According to Utica police, their LPR scanned about 400 license plates and detected 19 suspended or revoked registrations between January and March. A stolen vehicle and a stolen license plate were recovered, and eight people wanted on arrest warrants were located, police said.

The Oneida County Sheriff’s Office has been just as successful using the device, which each agency has received through a grant issued by the state Division of Criminal Justice Services.

More than 100,000 plates were scanned by the sheriff patrol’s LPR during the first six months of this year, resulting in 143 suspended or revoked registrations being located and 40 arrests, including four people wanted on warrants and two drunken driving suspects, Undersheriff M. Peter Paravati said.

“It would take our work force days and days to read 1,200 to 1,300 license plates if that’s all they did, so it’s like having the value of one to two more deputies per day,” Paravati said. “And when you get a hit, it could potentially lead you beyond vehicle and traffic violations to more serious crimes quickly and efficiently.”

In New Hartford, as well, police have charged people with drunken driving and marijuana possession this summer after the department’s LPR detected them driving without insurance.

The shadow of ‘Big Brother’

Nevertheless, civil liberties experts still believe license plate recognition technology is taking “proactive policing” too far.

Gewanter of the New York Civil Liberties Union recently voiced two particular points of concern:

— Every photographed image is kept in a database for possible reference at a later date, perhaps to determine if a particular vehicle has previously passed through an area.

“Just because we have greater technology and more capacity doesn’t mean the police need to use it to create databases of everybody driving on the road,” Gewanter said.

Putting the concern of uninsured drivers in perspective, she added, “Just because there’s a problem is not a justification for Big Brother to be watching everybody’s car on every road at all times.”

—There’s no guarantee the person driving the vehicle is responsible for whatever wrongdoing that may be detected by the LPR.

“Spotting a license plate is not equivalent to spotting a criminal,” she said.

Police officials, however, agree that LPRs are merely a more technologically-advanced version of an old-fashion road block, only less intrusive.

They also note the device only detects vehicles that are already presumed to be operating under some legal violation.

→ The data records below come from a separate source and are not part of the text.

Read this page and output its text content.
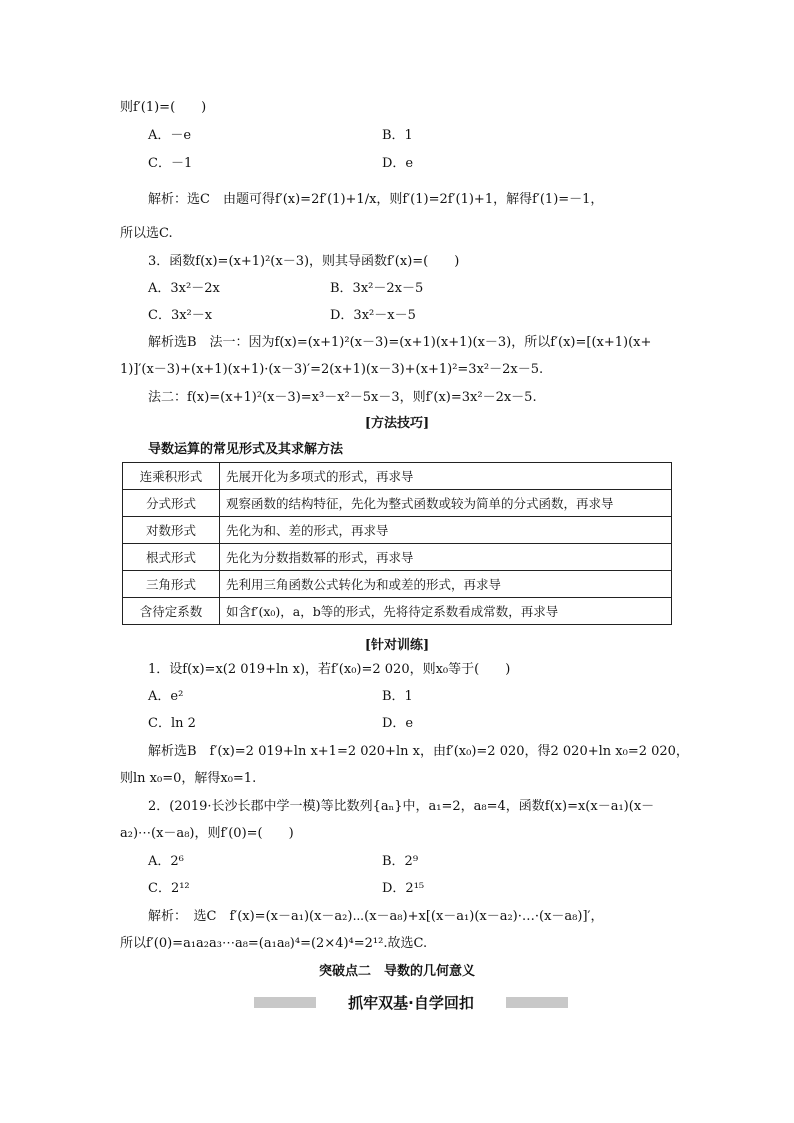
则f′(1)=(　　)
A．－e	B．1
C．－1	D．e
解析：选C　由题可得f′(x)=2f′(1)+1/x，则f′(1)=2f′(1)+1，解得f′(1)=－1，
所以选C.
3．函数f(x)=(x+1)²(x－3)，则其导函数f′(x)=(　　)
A．3x²－2x	B．3x²－2x－5
C．3x²－x	D．3x²－x－5
解析选B　法一：因为f(x)=(x+1)²(x－3)=(x+1)(x+1)(x－3)，所以f′(x)=[(x+1)(x+
1)]′(x－3)+(x+1)(x+1)·(x－3)′=2(x+1)(x－3)+(x+1)²=3x²－2x－5.
法二：f(x)=(x+1)²(x－3)=x³－x²－5x－3，则f′(x)=3x²－2x－5.
[方法技巧]
导数运算的常见形式及其求解方法
连乘积形式	先展开化为多项式的形式，再求导
分式形式	观察函数的结构特征，先化为整式函数或较为简单的分式函数，再求导
对数形式	先化为和、差的形式，再求导
根式形式	先化为分数指数幂的形式，再求导
三角形式	先利用三角函数公式转化为和或差的形式，再求导
含待定系数	如含f′(x₀)，a，b等的形式，先将待定系数看成常数，再求导
[针对训练]
1．设f(x)=x(2 019+ln x)，若f′(x₀)=2 020，则x₀等于(　　)
A．e²	B．1
C．ln 2	D．e
解析选B　f′(x)=2 019+ln x+1=2 020+ln x，由f′(x₀)=2 020，得2 020+ln x₀=2 020，
则ln x₀=0，解得x₀=1.
2．(2019·长沙长郡中学一模)等比数列{aₙ}中，a₁=2，a₈=4，函数f(x)=x(x－a₁)(x－
a₂)⋯(x－a₈)，则f′(0)=(　　)
A．2⁶	B．2⁹
C．2¹²	D．2¹⁵
解析：　选C　f′(x)=(x－a₁)(x－a₂)⋯(x－a₈)+x[(x－a₁)(x－a₂)·…·(x－a₈)]′，
所以f′(0)=a₁a₂a₃⋯a₈=(a₁a₈)⁴=(2×4)⁴=2¹².故选C.
突破点二　导数的几何意义
抓牢双基·自学回扣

“This is as little evasive as possible,” state police Capt. Coots said. “We’re not stopping anyone, we’re not detaining anyone. We’re only doing what is easily observable anyway.”

Then Coots added: “A lot of people forget that operating a motor vehicle in New York state is a privilege, as opposed to a right. We respect people’s privacy, but we also have an obligation to detect and deter crimes, and this is just another tool to do that.”